Araza Arnan, de Bruin Sytze, Hein Lars, Herold Martin
Laboratory of Geo-information and Remote Sensing, Wageningen University and Research, Wageningen, The Netherlands.
Environmental Systems Analysis, Wageningen University and Research, Wageningen, The Netherlands.
Sci Rep. 2023 Aug 5;13(1):12704. doi: 10.1038/s41598-023-38935-8.
Countries have pledged to different national and international environmental agreements, most prominently the climate change mitigation targets of the Paris Agreement. Accounting for carbon stocks and flows (fluxes) is essential for countries that have recently adopted the United Nations System of Environmental-Economic Accounting - ecosystem accounting framework (UNSEEA) as a global statistical standard. In this paper, we analyze how spatial carbon fluxes can be used in support of the UNSEEA carbon accounts in five case countries with available in-situ data. Using global multi-date biomass map products and other remotely sensed data, we mapped the 2010-2018 carbon fluxes in Brazil, the Netherlands, the Philippines, Sweden and the USA using National Forest Inventory (NFI) and local biomass maps from airborne LiDAR as reference data. We identified areas that are unsupported by the reference data within environmental feature space (6-47% of vegetated country area); cross-validated an ensemble machine learning (RMSE=9-39 Mg C [Formula: see text] and [Formula: see text]=0.16-0.71) used to map carbon fluxes with prediction intervals; and assessed spatially correlated residuals (<5 km) before aggregating carbon fluxes from 1-ha pixels to UNSEEA forest classes.
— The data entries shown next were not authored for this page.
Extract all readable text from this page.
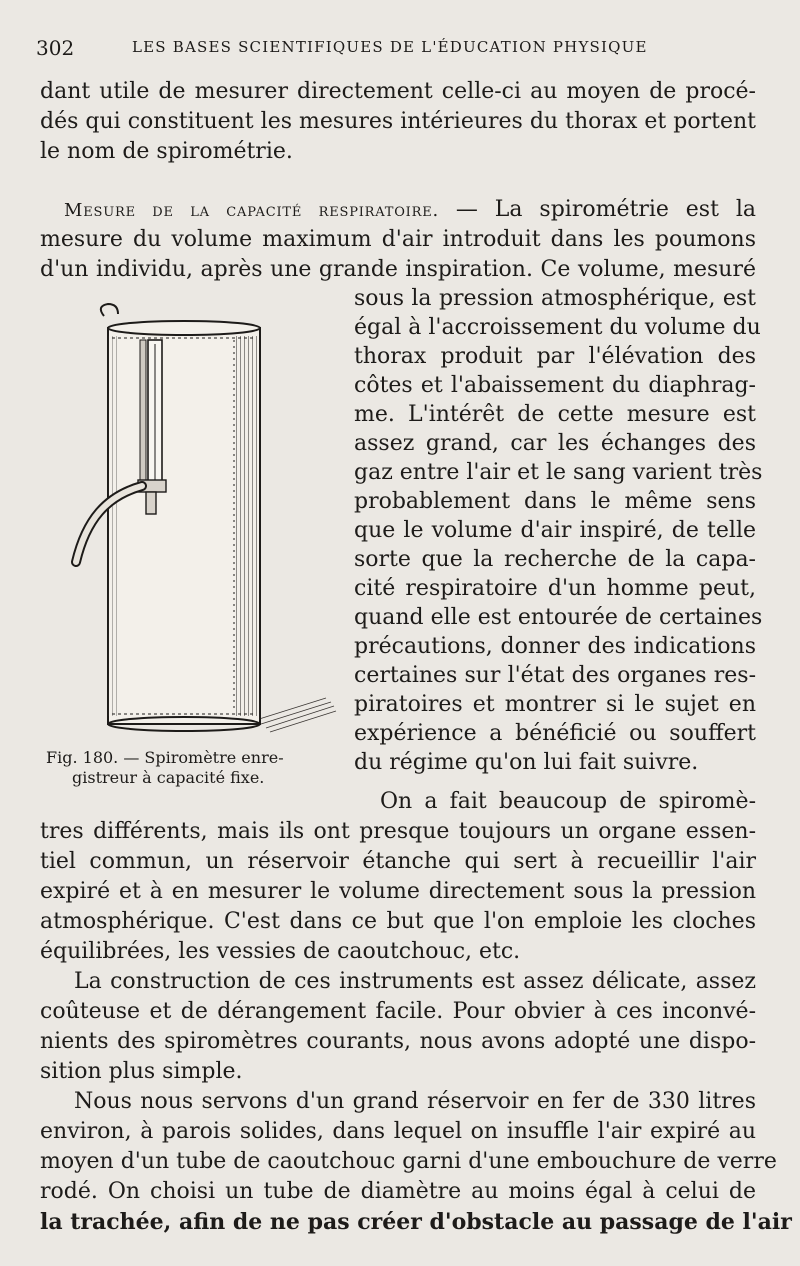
302	LES BASES SCIENTIFIQUES DE L'ÉDUCATION PHYSIQUE
dant utile de mesurer directement celle-ci au moyen de procé-
dés qui constituent les mesures intérieures du thorax et portent
le nom de spirométrie.
Mesure de la capacité respiratoire. — La spirométrie est la
mesure du volume maximum d'air introduit dans les poumons
d'un individu, après une grande inspiration. Ce volume, mesuré
sous la pression atmosphérique, est
égal à l'accroissement du volume du
thorax produit par l'élévation des
côtes et l'abaissement du diaphrag-
me. L'intérêt de cette mesure est
assez grand, car les échanges des
gaz entre l'air et le sang varient très
probablement dans le même sens
que le volume d'air inspiré, de telle
sorte que la recherche de la capa-
cité respiratoire d'un homme peut,
quand elle est entourée de certaines
précautions, donner des indications
certaines sur l'état des organes res-
piratoires et montrer si le sujet en
expérience a bénéficié ou souffert
du régime qu'on lui fait suivre.
Fig. 180. — Spiromètre enre-
gistreur à capacité fixe.
On a fait beaucoup de spiromè-
tres différents, mais ils ont presque toujours un organe essen-
tiel commun, un réservoir étanche qui sert à recueillir l'air
expiré et à en mesurer le volume directement sous la pression
atmosphérique. C'est dans ce but que l'on emploie les cloches
équilibrées, les vessies de caoutchouc, etc.
La construction de ces instruments est assez délicate, assez
coûteuse et de dérangement facile. Pour obvier à ces inconvé-
nients des spiromètres courants, nous avons adopté une dispo-
sition plus simple.
Nous nous servons d'un grand réservoir en fer de 330 litres
environ, à parois solides, dans lequel on insuffle l'air expiré au
moyen d'un tube de caoutchouc garni d'une embouchure de verre
rodé. On choisi un tube de diamètre au moins égal à celui de
la trachée, afin de ne pas créer d'obstacle au passage de l'air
The resulting carbon accounting tables revealed the net carbon sequestration in natural broadleaved forests. Both in plantations and in other woody vegetation ecosystems, emissions exceeded sequestration. Overall, our estimates align with FAO-Forest Resource Assessment and national studies with the largest deviations in Brazil and USA. These two countries used highly clustered reference data, where clustering caused uncertainty given the need to extrapolate to under-sampled areas. We finally provide recommendations to mitigate the effect of under-sampling and to better account for the uncertainties once carbon stocks and flows need to be aggregated in relatively smaller countries. These actions are timely given the global initiatives that aim to upscale UNSEEA carbon accounting.
各国已承诺遵守不同的国家和国际环境协定,其中最突出的是《巴黎协定》的气候变化缓解目标。对于最近采用联合国环境经济核算体系——生态系统核算框架(UNSEEA)作为全球统计标准的国家而言,核算碳储量和流量(通量)至关重要。在本文中,我们分析了如何利用空间碳通量来支持五个拥有实地数据的案例国家的UNSEEA碳账户。利用全球多日期生物量地图产品和其他遥感数据,我们以国家森林资源清查(NFI)和机载激光雷达的局部生物量地图作为参考数据,绘制了巴西、荷兰、菲律宾、瑞典和美国2010 - 2018年的碳通量图。我们在环境特征空间内确定了参考数据未覆盖的区域(占植被覆盖国土面积的6 - 47%);对用于绘制碳通量并带有预测区间的集成机器学习方法进行了交叉验证(均方根误差=9 - 39 Mg C [公式:见正文],[公式:见正文]=0.1至0.71);并在将1公顷像素的碳通量汇总到UNSEEA森林类别之前评估了空间相关残差(<5公里)。由此得出的碳核算表显示了天然阔叶林的净碳固存情况。在人工林和其他木本植被生态系统中,排放均超过了固存。总体而言,我们的估计与粮农组织森林资源评估以及各国研究结果相符,在巴西和美国偏差最大。这两个国家使用的参考数据高度集中,鉴于需要外推到采样不足的区域,这种集中导致了不确定性。我们最终提出了一些建议,以减轻采样不足的影响,并在相对较小的国家汇总碳储量和流量时更好地考虑不确定性。鉴于旨在扩大UNSEEA碳核算的全球倡议,这些行动很及时。